Since her brother Holt was away on personal business, her sister, Megan, was away at school and her brother Nate was in the army, she was the one family member around to handle Double Bar C emergencies. Even though she really wasn’t involved in the day-to-day running of the ranch—Holt was in charge of that—she knew finding Night Storm had to take top priority.
The bigger problem was, how do you find, much less bring back, a rogue stallion? No one but Clay Calhoun had ever been able to handle the valuable quarter horse. Now that Dad was gone, the question was what to do with Storm.
The ranch foreman, Wes Brogan, had decided to let the animal out to the fenced pasture, but before Wes was able to transport Storm there, the horse broke away.
When she’d gotten the call early this morning, she immediately went to the barn, saddled up Goldie and rode out to find Storm. She’d been on a horse since she was a baby, so there wasn’t any problem keeping up with the ranch hands. To cover more ground, the crew took off in different directions of the vast Calhoun land and so Jess set off on her own.
The Double Bar C had been in the family for generations, and her father had worked hard so it would remain with the Calhouns for many more. Big Clay had loved his horses, especially this stallion, but there had been trouble since Storm had arrived at the ranch. The valuable horse had been mistreated in the past. Eventually Storm began to trust her father somewhat, but since Clay’s death a few months back, the horse’s behavior had gotten worse and no one had been able to handle him.
She sighed, feeling the bite of the January cold against her cheeks. She slowed her horse as they came to the rise and suddenly caught a spot of black. Taking out her binoculars, she saw the welcome sight.
“Hallelujah!” she cried out, seeing Storm. Then she looked again and saw a man holding on to his lead rope. She didn’t recognize him as one of the hands, then she spotted a truck and trailer alongside the road.r />
“Oh, no, you don’t. You’re not going to steal Double Bar C property.” She kicked her heels into the mare and they shot off.
* * *
Johnny had worked with the horse for close to thirty minutes and had made some headway. The animal was still in distress, but at least Johnny had gotten close enough to loop a rope around his neck so he could calm the animal.
And what a beauty he was. His glistening black coat looked well cared for, he thought as he kept the spirited stallion moving in a circle. He pulled the rope taut, knowing he would need an arena to truly work him.

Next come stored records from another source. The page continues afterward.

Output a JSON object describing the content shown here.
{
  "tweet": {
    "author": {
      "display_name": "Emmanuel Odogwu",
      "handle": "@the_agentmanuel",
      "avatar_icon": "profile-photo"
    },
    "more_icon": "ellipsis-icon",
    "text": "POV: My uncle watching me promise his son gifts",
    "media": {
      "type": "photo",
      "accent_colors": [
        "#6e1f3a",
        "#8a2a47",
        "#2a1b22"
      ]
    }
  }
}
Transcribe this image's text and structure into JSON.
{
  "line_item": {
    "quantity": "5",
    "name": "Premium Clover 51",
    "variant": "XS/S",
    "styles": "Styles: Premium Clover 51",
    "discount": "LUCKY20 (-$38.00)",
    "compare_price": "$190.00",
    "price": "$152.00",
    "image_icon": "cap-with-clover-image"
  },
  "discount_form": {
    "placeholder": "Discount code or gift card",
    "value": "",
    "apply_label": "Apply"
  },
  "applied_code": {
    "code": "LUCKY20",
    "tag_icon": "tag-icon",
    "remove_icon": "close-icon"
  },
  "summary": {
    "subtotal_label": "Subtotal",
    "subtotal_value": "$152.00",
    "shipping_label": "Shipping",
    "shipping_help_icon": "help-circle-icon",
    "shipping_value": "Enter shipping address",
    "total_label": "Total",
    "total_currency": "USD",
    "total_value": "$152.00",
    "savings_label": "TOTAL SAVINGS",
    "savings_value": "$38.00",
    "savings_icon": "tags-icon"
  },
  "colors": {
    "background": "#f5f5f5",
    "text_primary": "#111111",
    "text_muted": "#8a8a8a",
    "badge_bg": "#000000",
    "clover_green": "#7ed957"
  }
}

The horse got more agitated when he heard a rider approach, but Johnny couldn’t take his attention from his task.
“What do you think you’re doing on Calhoun land?”
He was surprised to hear the female voice.
“Trying to help this valuable horse.” He managed to maneuver around to see her.
“He’s not your valuable horse—he belongs to my father.”
He noticed the pretty buckskin mare, then he lifted his gaze to the tall blond beauty who sat straight in the saddle. Her long slender legs hugged the animal’s flanks and she controlled her horse as if she were born to ride.
“Then maybe I should be having this conversation with Mr. Calhoun.”
He heard her gasp, followed by, “That’s a little difficult since his death.”
Thrown by the news, Johnny slowed the stallion but when the animal acted up, he turned his attention back to him.
“Please accept my condolences, Ms.…”
“Jess Calhoun.” She took her lariat off her saddle. “What do you need me to do?”
Back to the problem at hand. “If you can manage it, throw another rope over the stallion’s head?” he asked.
“Storm. The horse’s name is Night Storm.”
She swung the rope overhead and it took a few tries, but she finally hit her target.